One cannot easily convince someone with evidence of existence until it is clear what they consider evidence of existence of things not otherwise amendable to the senses. And if our own opinions on the matter are not clear, then how could we hope to understand theirs?

Is your bar so low for yourself that merely encountering an unfamiliar term is sufficient for you to shut down your critical facilities?

>> No.3625154

>>3625137
So you're saying the 'friend' in OP is a philosopher? I wouldn't bother explaining anything to him then.

>> No.3625156

>>3625119
I am aware of how pompous it sounds. It's striking that the poster I responded to, implying others on /sci/ are so dumb that they can't follow a conversation when a new word comes up, didn't draw your ire, but when I ran with the thought, it did.

Anyway, >>3625137

>> No.3625205

>>3625137

Assuming you were the author of >>3624901 then it should be extremely clear to you that this would NOT be comprehensible to at least a sizable portion of the intended audience, as it would require a familiarity with instrumentalism, metaphysics, and the works of Kant. This is what I mean by an unfair question. This is posted in a board dedicated to science and mathematics, while it is quite clearly outside of either and would not reasonably be expected to be known to the majority of the posters here.

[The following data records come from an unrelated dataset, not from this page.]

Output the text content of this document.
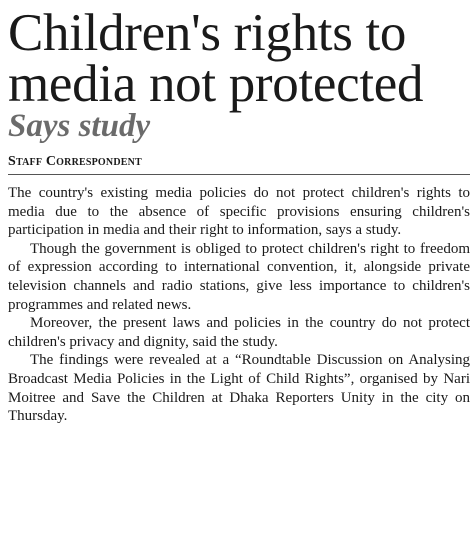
Children's rights to media not protected
Says study
Staff Correspondent

The country's existing media policies do not protect children's rights to media due to the absence of specific provisions ensuring children's participation in media and their right to information, says a study.

Though the government is obliged to protect children's right to freedom of expression according to international convention, it, alongside private television channels and radio stations, give less importance to children's programmes and related news.

Moreover, the present laws and policies in the country do not protect children's privacy and dignity, said the study.

The findings were revealed at a “Roundtable Discussion on Analysing Broadcast Media Policies in the Light of Child Rights”, organised by Nari Moitree and Save the Children at Dhaka Reporters Unity in the city on Thursday.
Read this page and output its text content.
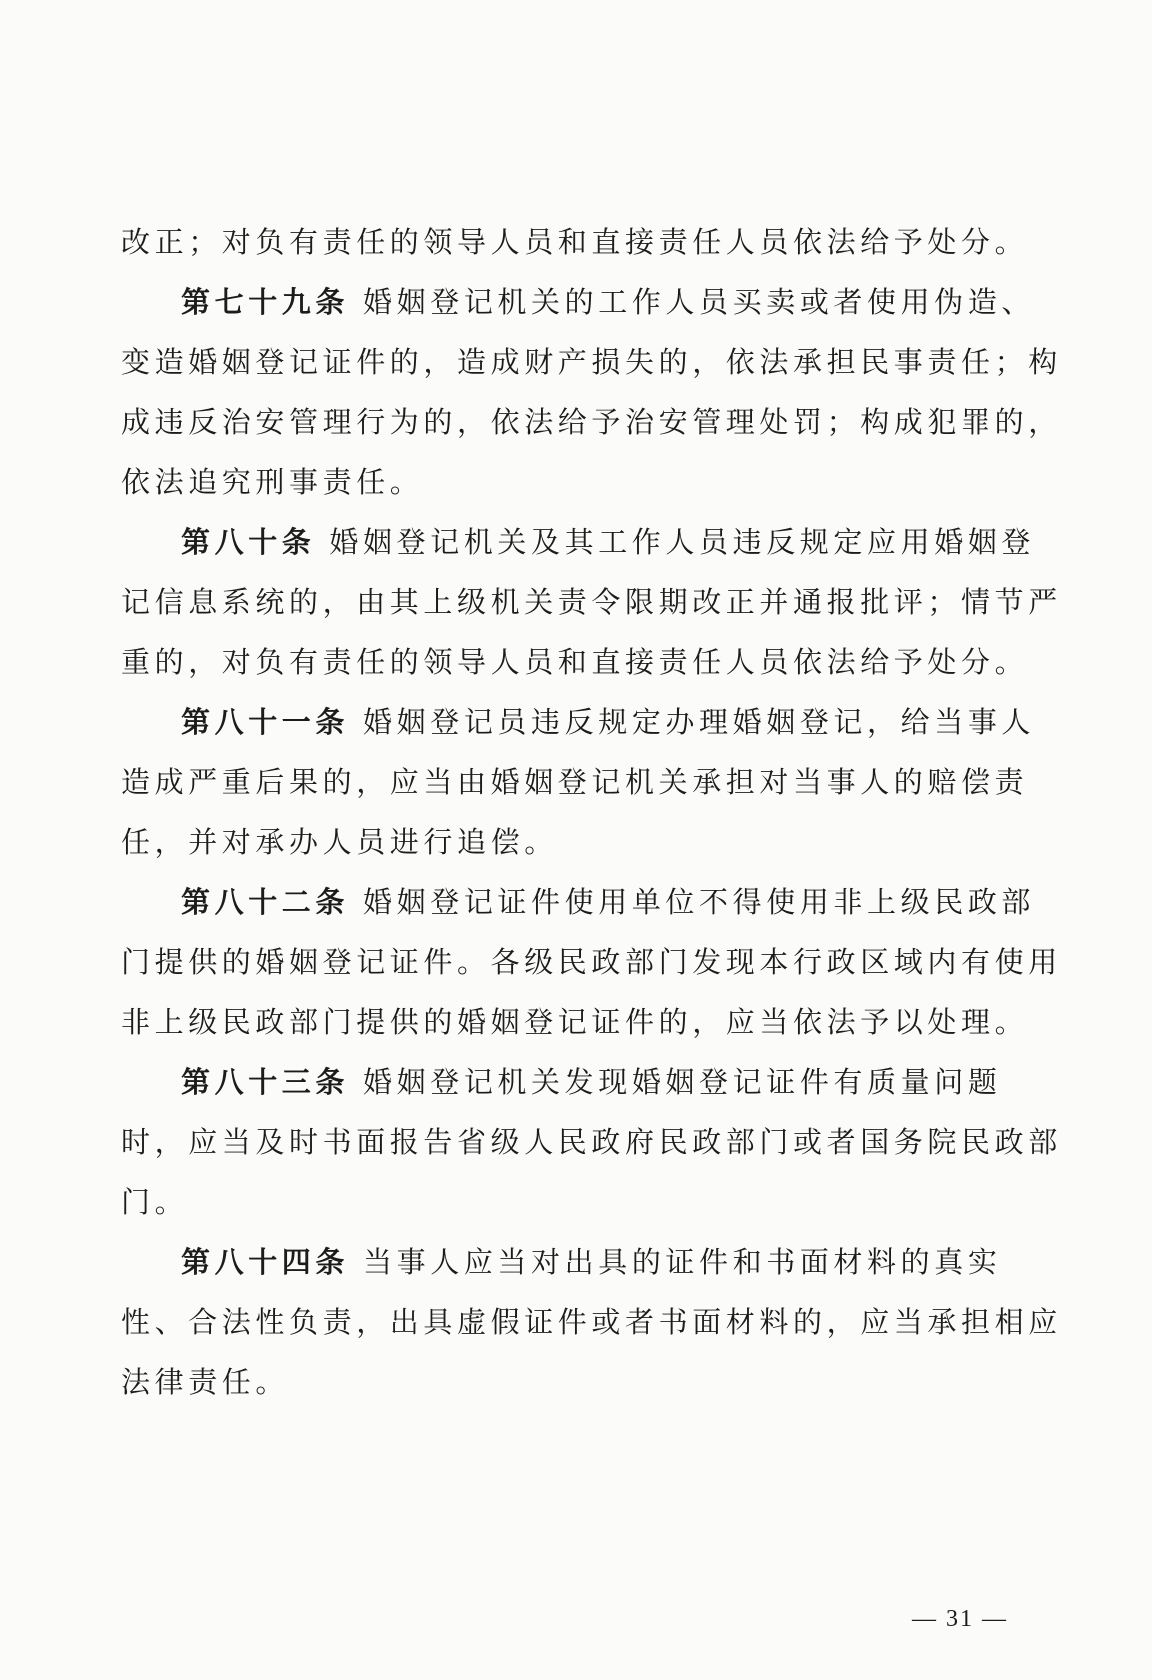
改正；对负有责任的领导人员和直接责任人员依法给予处分。
第七十九条 婚姻登记机关的工作人员买卖或者使用伪造、
变造婚姻登记证件的，造成财产损失的，依法承担民事责任；构
成违反治安管理行为的，依法给予治安管理处罚；构成犯罪的，
依法追究刑事责任。
第八十条 婚姻登记机关及其工作人员违反规定应用婚姻登
记信息系统的，由其上级机关责令限期改正并通报批评；情节严
重的，对负有责任的领导人员和直接责任人员依法给予处分。
第八十一条 婚姻登记员违反规定办理婚姻登记，给当事人
造成严重后果的，应当由婚姻登记机关承担对当事人的赔偿责
任，并对承办人员进行追偿。
第八十二条 婚姻登记证件使用单位不得使用非上级民政部
门提供的婚姻登记证件。各级民政部门发现本行政区域内有使用
非上级民政部门提供的婚姻登记证件的，应当依法予以处理。
第八十三条 婚姻登记机关发现婚姻登记证件有质量问题
时，应当及时书面报告省级人民政府民政部门或者国务院民政部
门。
第八十四条 当事人应当对出具的证件和书面材料的真实
性、合法性负责，出具虚假证件或者书面材料的，应当承担相应
法律责任。
— 31 —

Expecting everyone else to look up the terminology to understand what the fuck you're talking about isn't reasonable when you're posting on a board which does not normally concern itself with that field or such terminology.

While a discussion of the meaning of theories in a scientific context and their use is indeed a relevant one, framing the discussion in terms obviously outside the knowledge of your audience and claiming that they're the ones with the problem is childish. It would be like going to a group of people talking about architectural movements and talking about damped harmonic oscillations and resonance in second order differential equations and then getting pissy because none of them bothered to look up what I was talking about.

>> No.3625214

>>3625205
Perhaps you find it interesting to engage in conversations where you already know everything under discussion with other people who also know everything under discussion that you know. I find such conversations pointless, but that's my problem.

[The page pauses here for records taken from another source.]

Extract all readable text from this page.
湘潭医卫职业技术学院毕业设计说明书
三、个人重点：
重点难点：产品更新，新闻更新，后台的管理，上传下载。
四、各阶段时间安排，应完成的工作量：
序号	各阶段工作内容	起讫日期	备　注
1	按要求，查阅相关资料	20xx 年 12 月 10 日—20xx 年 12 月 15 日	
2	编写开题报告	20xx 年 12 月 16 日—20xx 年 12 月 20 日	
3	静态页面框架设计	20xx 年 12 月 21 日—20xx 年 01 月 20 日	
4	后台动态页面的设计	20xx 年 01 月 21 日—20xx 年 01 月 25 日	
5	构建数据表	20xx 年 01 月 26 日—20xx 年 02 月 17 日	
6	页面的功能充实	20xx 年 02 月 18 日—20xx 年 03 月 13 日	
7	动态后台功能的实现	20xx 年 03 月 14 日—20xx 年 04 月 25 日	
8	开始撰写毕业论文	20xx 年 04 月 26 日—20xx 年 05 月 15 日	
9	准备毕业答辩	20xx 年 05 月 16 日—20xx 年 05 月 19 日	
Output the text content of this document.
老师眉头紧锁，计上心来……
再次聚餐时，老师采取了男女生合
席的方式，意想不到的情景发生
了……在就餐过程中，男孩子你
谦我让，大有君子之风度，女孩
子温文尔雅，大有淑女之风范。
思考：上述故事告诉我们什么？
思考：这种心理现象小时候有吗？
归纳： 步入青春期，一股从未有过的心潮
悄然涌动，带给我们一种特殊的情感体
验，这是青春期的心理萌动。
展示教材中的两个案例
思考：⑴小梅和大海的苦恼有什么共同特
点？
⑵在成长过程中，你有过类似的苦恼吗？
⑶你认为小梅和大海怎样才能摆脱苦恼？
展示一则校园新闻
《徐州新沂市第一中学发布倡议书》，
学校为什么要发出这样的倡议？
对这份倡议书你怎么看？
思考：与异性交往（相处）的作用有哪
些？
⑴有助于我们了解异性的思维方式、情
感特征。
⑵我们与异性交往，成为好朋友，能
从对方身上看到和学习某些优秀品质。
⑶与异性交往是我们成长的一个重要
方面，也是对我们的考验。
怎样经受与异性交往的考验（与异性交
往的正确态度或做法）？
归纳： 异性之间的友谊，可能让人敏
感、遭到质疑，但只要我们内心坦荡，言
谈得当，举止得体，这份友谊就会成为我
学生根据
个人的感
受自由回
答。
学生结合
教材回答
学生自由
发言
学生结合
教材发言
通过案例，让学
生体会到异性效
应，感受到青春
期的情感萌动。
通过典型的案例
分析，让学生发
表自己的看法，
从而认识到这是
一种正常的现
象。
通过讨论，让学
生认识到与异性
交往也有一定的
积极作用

Enjoy the rest of your thread, I'll bow out.

>> No.3625219

>>3625214

“If you can't explain it simply, you don't understand it well enough”

>> No.3625222

not all material is made out of atoms.

>> No.3625267

>>3625214

Once again, it was not the content of the discussion that was the problem, it was the way in which you presented it. While it would have been fine had you not used that terminology, it spoiled the potential discussion by excluding the majority of the board from it. My example of second order differential equations and architecture is similar. While I am talking about the necessity for form to follow function in that large building must be designed in such a way as to make sure that winds have little chance of causing them to shake violently from side to side until they crash to the ground, it is completely unclear to the audience that I am referring to this because even if they do know that skyscrapers sway somewhat with the winds as part of their design, they are most likely NOT familiar with damped harmonic oscilators or the idea of resonance in second order differential equations. It thusly made it impossible for them to engage in a discussion of the fact. While had I given the more detailed explanation I gave above, while it took a little more time for me, it would have allowed for such a discussion to take place.

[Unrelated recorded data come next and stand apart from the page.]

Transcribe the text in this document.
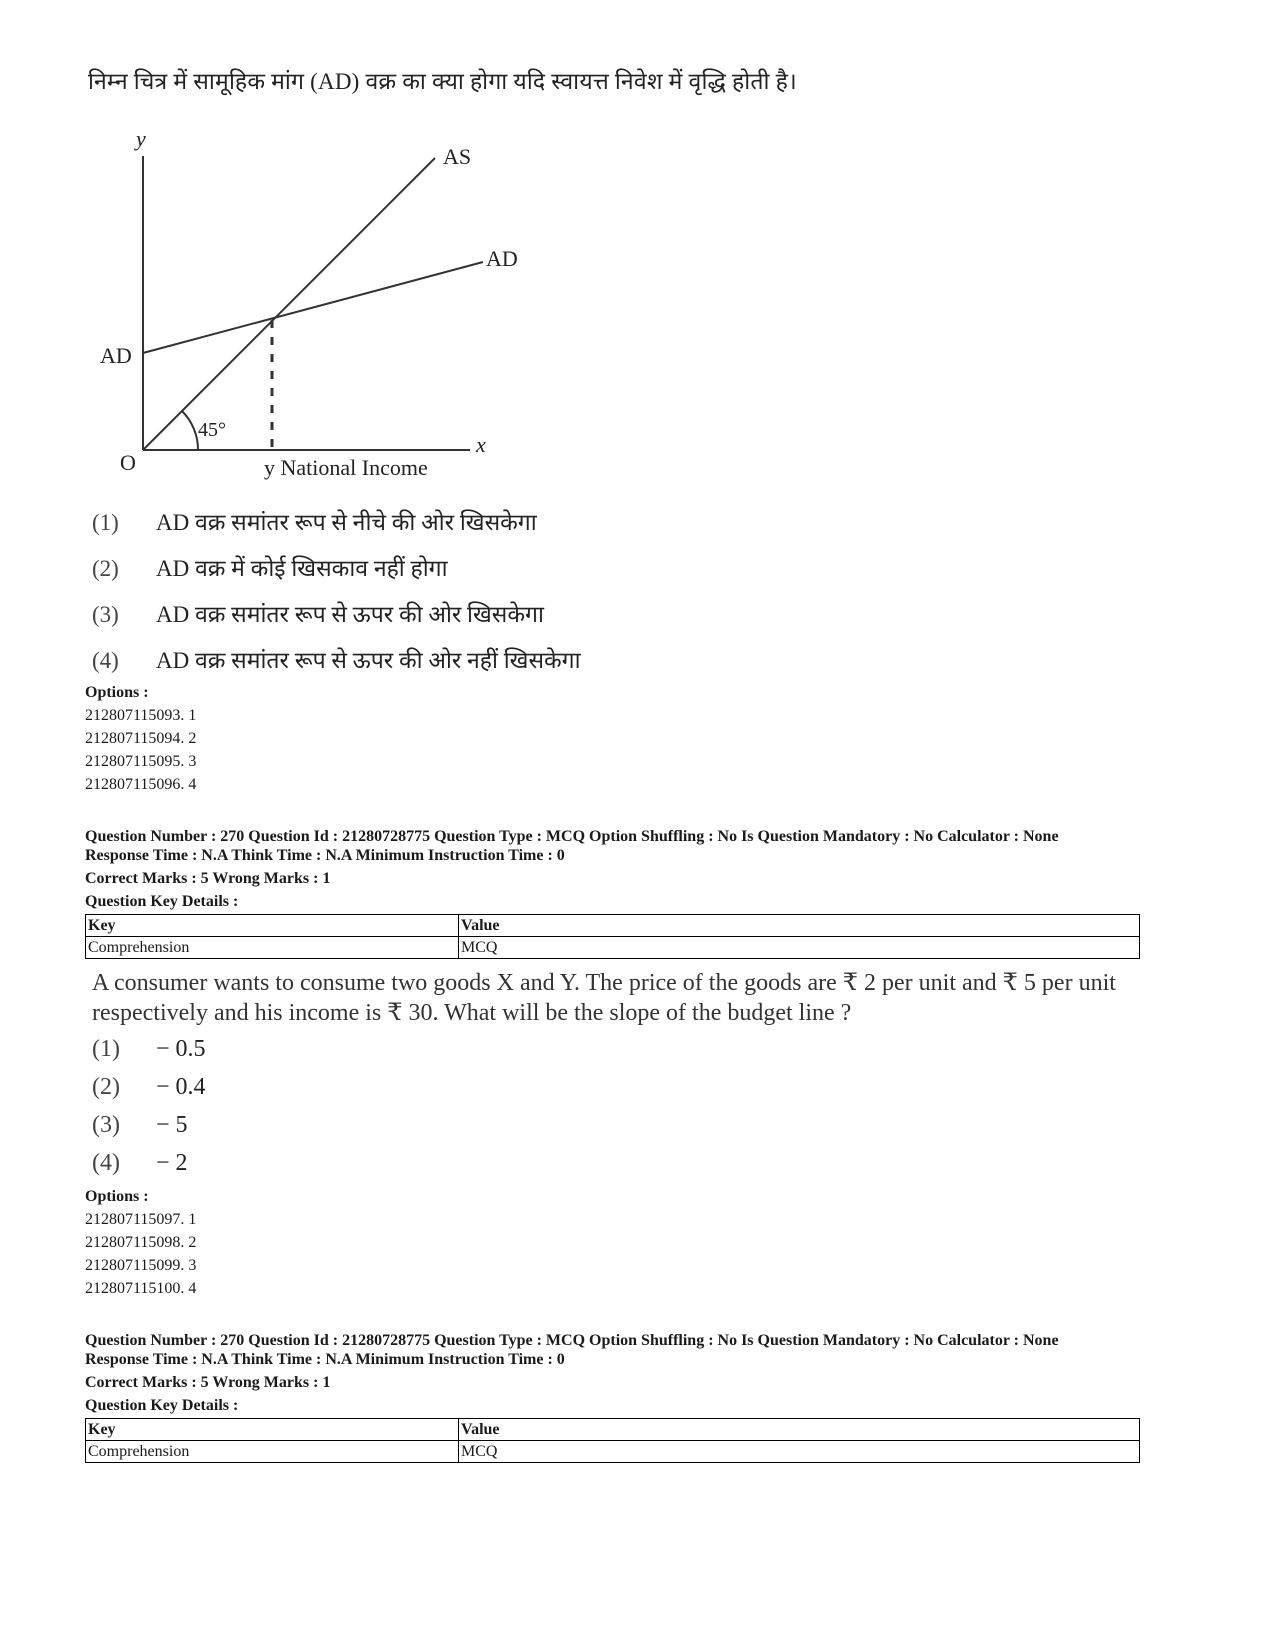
निम्न चित्र में सामूहिक मांग (AD) वक्र का क्या होगा यदि स्वायत्त निवेश में वृद्धि होती है।
y
AS
AD
AD
45°
O
x
y National Income
(1) AD वक्र समांतर रूप से नीचे की ओर खिसकेगा
(2) AD वक्र में कोई खिसकाव नहीं होगा
(3) AD वक्र समांतर रूप से ऊपर की ओर खिसकेगा
(4) AD वक्र समांतर रूप से ऊपर की ओर नहीं खिसकेगा
Options :
212807115093. 1
212807115094. 2
212807115095. 3
212807115096. 4
Question Number : 270 Question Id : 21280728775 Question Type : MCQ Option Shuffling : No Is Question Mandatory : No Calculator : None
Response Time : N.A Think Time : N.A Minimum Instruction Time : 0
Correct Marks : 5 Wrong Marks : 1
Question Key Details :
Key	Value
Comprehension	MCQ
A consumer wants to consume two goods X and Y. The price of the goods are ₹ 2 per unit and ₹ 5 per unit respectively and his income is ₹ 30. What will be the slope of the budget line ?
(1) − 0.5
(2) − 0.4
(3) − 5
(4) − 2
Options :
212807115097. 1
212807115098. 2
212807115099. 3
212807115100. 4
Question Number : 270 Question Id : 21280728775 Question Type : MCQ Option Shuffling : No Is Question Mandatory : No Calculator : None
Response Time : N.A Think Time : N.A Minimum Instruction Time : 0
Correct Marks : 5 Wrong Marks : 1
Question Key Details :
Key	Value
Comprehension	MCQ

It is clear to me that not everyone attempting to discuss what brought me to make my initial comment was intentionally doing this, but it is still something that should be considered when trying to have a discussion. Claiming that this requirement constitutes a need for one to "know everything" being discussed is ridiculous. They may well not be informed of the content of your argument, but if you phrase it in a way that is inaccessible to the audience then they will certainly remain ignorant of the point you were trying to make.

>> No.3625302

>>3625267
I have yielded. Stop disrupting the thread. Even if I won't contribute, I can still read it.